While other people gave you mathematically rigorous solution, here is a more intuitive one:

Let's go in the other limit, $\sigma\to 0$. Then what you have is a sum of delta functions at each integer. Let's calculate the area between half integers: $$\int_{-0.5}^{0.5}f(z,0)dz=1$$ When you increase $\sigma$, similar to melting peaks, some of the area will "flow out" from the central delta function into the adjacent intervals. But an equal area will "flow in". The area in each interval is conserved. So in the limit $\sigma\to\infty$ each Gaussian becomes flat, so the sum is a constant. But in each interval $$\int_{-0.5}^{0.5}f(z,\infty)dz=\int_{-0.5}^{0.5}Cdz=C=1$$

Answer 3

Hint. Consider the gaussian function $g(w)=\frac{e^{-\frac{w^2}{2 {\sigma}^{2}}}}{\sqrt{2 \pi} \, \sigma} $. Then $$\sum_{k \in \mathbb{Z}} \frac{e^{-\frac{(z - k)^2}{2 {\sigma}^{2}}}}{\sqrt{2 \pi} \, \sigma} -\frac{e^{-\frac{z^2}{2 {\sigma}^{2}}}}{\sqrt{2 \pi} \, \sigma} =\sum_{k \in \mathbb{Z}\setminus \{0\}} g(z-k)\leq \int_{-\infty}^{\infty}g(w)\,dw=1$$ where the sum on the left is the sum of the areas of rectangles with bases $[z-k-1,z-k]$ and $k \in \mathbb{Z}$ under the graph of $g$.

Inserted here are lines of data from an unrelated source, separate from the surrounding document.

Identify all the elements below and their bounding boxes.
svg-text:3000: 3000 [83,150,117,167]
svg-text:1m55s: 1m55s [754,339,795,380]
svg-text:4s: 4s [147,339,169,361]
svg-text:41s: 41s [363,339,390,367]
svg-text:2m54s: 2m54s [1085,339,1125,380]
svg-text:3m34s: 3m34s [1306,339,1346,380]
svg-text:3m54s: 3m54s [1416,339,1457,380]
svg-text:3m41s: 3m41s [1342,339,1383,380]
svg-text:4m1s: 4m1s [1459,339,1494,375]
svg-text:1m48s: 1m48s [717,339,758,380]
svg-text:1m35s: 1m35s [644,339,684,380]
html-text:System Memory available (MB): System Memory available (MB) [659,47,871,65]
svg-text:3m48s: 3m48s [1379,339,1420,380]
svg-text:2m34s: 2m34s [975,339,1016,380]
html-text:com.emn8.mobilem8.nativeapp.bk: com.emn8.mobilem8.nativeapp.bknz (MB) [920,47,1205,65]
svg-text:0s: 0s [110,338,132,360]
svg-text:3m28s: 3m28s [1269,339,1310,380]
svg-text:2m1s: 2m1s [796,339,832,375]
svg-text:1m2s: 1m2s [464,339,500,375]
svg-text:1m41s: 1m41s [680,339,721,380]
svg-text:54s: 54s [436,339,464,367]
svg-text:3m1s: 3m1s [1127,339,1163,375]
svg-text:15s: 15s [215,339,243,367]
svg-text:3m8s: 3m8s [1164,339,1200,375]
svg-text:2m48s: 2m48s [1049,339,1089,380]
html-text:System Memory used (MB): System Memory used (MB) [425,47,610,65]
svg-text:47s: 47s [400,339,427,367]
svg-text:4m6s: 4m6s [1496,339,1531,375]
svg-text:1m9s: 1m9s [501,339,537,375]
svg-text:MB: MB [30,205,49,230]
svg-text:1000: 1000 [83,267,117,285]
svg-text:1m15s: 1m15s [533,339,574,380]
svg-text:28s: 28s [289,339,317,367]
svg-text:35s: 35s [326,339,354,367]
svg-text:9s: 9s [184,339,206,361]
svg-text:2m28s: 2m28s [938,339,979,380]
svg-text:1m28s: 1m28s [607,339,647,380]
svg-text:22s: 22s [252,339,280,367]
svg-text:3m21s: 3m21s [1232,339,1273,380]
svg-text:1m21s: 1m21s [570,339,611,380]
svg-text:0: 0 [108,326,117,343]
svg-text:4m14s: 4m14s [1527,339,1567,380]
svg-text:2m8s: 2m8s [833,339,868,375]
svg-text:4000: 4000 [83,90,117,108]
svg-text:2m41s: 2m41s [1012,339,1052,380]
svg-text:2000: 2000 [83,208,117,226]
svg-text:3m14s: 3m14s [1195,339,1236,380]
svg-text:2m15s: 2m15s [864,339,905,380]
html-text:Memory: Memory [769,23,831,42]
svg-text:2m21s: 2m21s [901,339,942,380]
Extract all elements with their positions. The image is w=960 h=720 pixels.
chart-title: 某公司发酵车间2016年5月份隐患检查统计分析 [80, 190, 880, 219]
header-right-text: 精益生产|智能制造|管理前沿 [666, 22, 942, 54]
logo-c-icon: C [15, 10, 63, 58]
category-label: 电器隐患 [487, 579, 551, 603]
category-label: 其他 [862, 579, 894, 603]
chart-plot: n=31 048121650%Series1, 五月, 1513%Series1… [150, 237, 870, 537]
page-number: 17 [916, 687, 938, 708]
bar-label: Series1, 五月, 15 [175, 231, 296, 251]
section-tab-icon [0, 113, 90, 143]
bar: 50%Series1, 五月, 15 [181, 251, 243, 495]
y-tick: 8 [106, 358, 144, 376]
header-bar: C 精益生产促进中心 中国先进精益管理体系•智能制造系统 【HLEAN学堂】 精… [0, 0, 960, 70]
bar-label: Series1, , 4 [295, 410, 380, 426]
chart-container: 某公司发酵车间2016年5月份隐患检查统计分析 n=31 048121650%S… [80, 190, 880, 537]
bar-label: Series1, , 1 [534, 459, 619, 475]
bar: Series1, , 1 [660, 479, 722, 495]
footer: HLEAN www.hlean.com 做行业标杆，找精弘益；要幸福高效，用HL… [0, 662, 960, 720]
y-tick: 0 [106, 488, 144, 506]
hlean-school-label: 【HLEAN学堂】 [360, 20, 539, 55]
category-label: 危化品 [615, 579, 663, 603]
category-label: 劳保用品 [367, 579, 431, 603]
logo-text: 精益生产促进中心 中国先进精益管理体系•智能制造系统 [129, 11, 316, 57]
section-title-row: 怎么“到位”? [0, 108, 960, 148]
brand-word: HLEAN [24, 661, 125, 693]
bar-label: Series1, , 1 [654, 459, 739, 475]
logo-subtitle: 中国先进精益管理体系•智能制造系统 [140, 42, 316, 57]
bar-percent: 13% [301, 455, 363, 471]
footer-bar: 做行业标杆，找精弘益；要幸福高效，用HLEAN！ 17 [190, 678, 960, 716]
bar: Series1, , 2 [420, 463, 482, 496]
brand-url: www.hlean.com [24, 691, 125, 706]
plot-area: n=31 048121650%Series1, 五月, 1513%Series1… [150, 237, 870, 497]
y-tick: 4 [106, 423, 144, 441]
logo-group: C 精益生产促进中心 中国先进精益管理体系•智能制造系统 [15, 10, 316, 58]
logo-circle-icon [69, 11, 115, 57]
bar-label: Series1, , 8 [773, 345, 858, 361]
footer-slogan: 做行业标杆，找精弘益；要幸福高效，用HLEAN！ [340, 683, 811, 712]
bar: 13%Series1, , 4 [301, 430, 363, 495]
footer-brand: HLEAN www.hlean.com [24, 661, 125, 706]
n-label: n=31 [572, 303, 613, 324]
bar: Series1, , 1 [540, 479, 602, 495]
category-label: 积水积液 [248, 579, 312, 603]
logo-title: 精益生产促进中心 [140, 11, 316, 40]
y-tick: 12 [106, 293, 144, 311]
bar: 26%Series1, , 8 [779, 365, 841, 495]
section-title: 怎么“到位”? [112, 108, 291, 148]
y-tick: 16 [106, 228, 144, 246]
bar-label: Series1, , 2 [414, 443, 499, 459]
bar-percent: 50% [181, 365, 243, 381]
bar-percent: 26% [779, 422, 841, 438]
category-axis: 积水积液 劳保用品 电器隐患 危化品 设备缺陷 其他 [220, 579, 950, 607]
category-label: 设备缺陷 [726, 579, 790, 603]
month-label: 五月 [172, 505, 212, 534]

In a similar way we have that $$\sum_{k \in \mathbb{Z}} \frac{e^{-\frac{(z - k)^2}{2 {\sigma}^{2}}}}{\sqrt{2 \pi} \, \sigma} +\frac{e^{-\frac{z^2}{2 {\sigma}^{2}}}}{\sqrt{2 \pi} \, \sigma} =2g(0)+\sum_{k \in \mathbb{Z}\setminus \{0\}} g(z-k)\\\geq \int_{-\infty}^{\infty}g(w)\,dw=1$$ where this time the union of the rectangles contains the area under the graph of $g$.